Homomorphic vector permutation is fundamental to privacy-preserving computations based on batch-encoded homomorphic encryption, underpinning nearly all homomorphic matrix operation algorithms and predominantly influencing their complexity. A potential approach to optimize this critical component lies in permutation decomposition, a technique we consider as not yet fully explored. In this paper, we enhance the efficiency of homomorphic permutations through novel decomposition techniques, thus advancing privacy-preserving computations. We start by estimating the ideal performance of decompositions on permutations and proposing an algorithm that searches depth-1 ideal decomposition solutions. This enables us to ascertain the full-depth ideal decomposability of specific permutations in homomorphic matrix transposition (SIGSAC 18) and multiplication (CCSW 22), allowing these privacy-preserving computations to achieve asymptotic improvement in speed and rotation key reduction. We further devise a new method for computing arbitrary homomorphic permutations, aiming to approximate the performance of ideal decomposition, as permutations with weak structures are unlikely to be ideally factorized. Our design deviates from the conventional scope of permutation decomposition. It outperforms state-of-the-art techniques (EUROCRYPT 12, CRYPTO 14) with a speed-up of up to $\times2.27$ under the minimum requirement of rotation keys.
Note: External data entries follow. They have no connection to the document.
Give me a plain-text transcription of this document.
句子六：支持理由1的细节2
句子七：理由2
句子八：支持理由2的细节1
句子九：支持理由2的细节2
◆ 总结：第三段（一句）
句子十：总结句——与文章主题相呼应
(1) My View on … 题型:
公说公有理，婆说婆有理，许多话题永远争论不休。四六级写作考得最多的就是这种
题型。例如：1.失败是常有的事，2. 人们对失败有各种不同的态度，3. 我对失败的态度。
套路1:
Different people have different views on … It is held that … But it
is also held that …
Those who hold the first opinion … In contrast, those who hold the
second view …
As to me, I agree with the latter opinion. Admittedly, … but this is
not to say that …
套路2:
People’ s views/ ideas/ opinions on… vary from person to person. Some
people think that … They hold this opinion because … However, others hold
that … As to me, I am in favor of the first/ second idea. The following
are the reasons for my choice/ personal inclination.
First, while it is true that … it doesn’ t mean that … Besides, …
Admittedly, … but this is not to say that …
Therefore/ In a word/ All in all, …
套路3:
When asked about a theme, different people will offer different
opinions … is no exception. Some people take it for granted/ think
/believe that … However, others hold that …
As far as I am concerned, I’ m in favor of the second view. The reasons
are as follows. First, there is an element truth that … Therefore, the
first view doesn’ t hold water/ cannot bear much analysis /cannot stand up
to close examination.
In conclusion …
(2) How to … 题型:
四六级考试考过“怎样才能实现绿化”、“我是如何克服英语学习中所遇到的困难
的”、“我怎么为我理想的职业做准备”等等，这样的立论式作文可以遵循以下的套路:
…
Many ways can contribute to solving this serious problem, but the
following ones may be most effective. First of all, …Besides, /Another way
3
翻译：同态向量置换是基于批量编码同态加密的隐私保护计算的基础，支撑着几乎所有同态矩阵运算算法，并主要决定其复杂度。优化这一关键组件的一个潜在途径在于置换分解，我们认为该技术尚未得到充分探索。本文通过新颖的分解技术提升同态置换的效率，从而推动隐私保护计算的发展。我们首先评估分解在置换上的理想性能，并提出一种搜索深度为1的理想分解解的算法。这使得我们能够确定特定置换在同态矩阵转置（SIGSAC 18）和乘法（CCSW 22）中的全深度理想可分解性，从而使这些隐私保护计算在速度和旋转密钥减少方面实现渐进性改进。我们进一步设计了一种计算任意同态置换的新方法，旨在逼近理想分解的性能，因为具有弱结构的置换不太可能被理想分解。我们的设计偏离了置换分解的传统范畴。在满足旋转密钥最低要求的前提下，其性能优于现有先进技术（EUROCRYPT 12, CRYPTO 14），加速比最高可达$\times2.27$。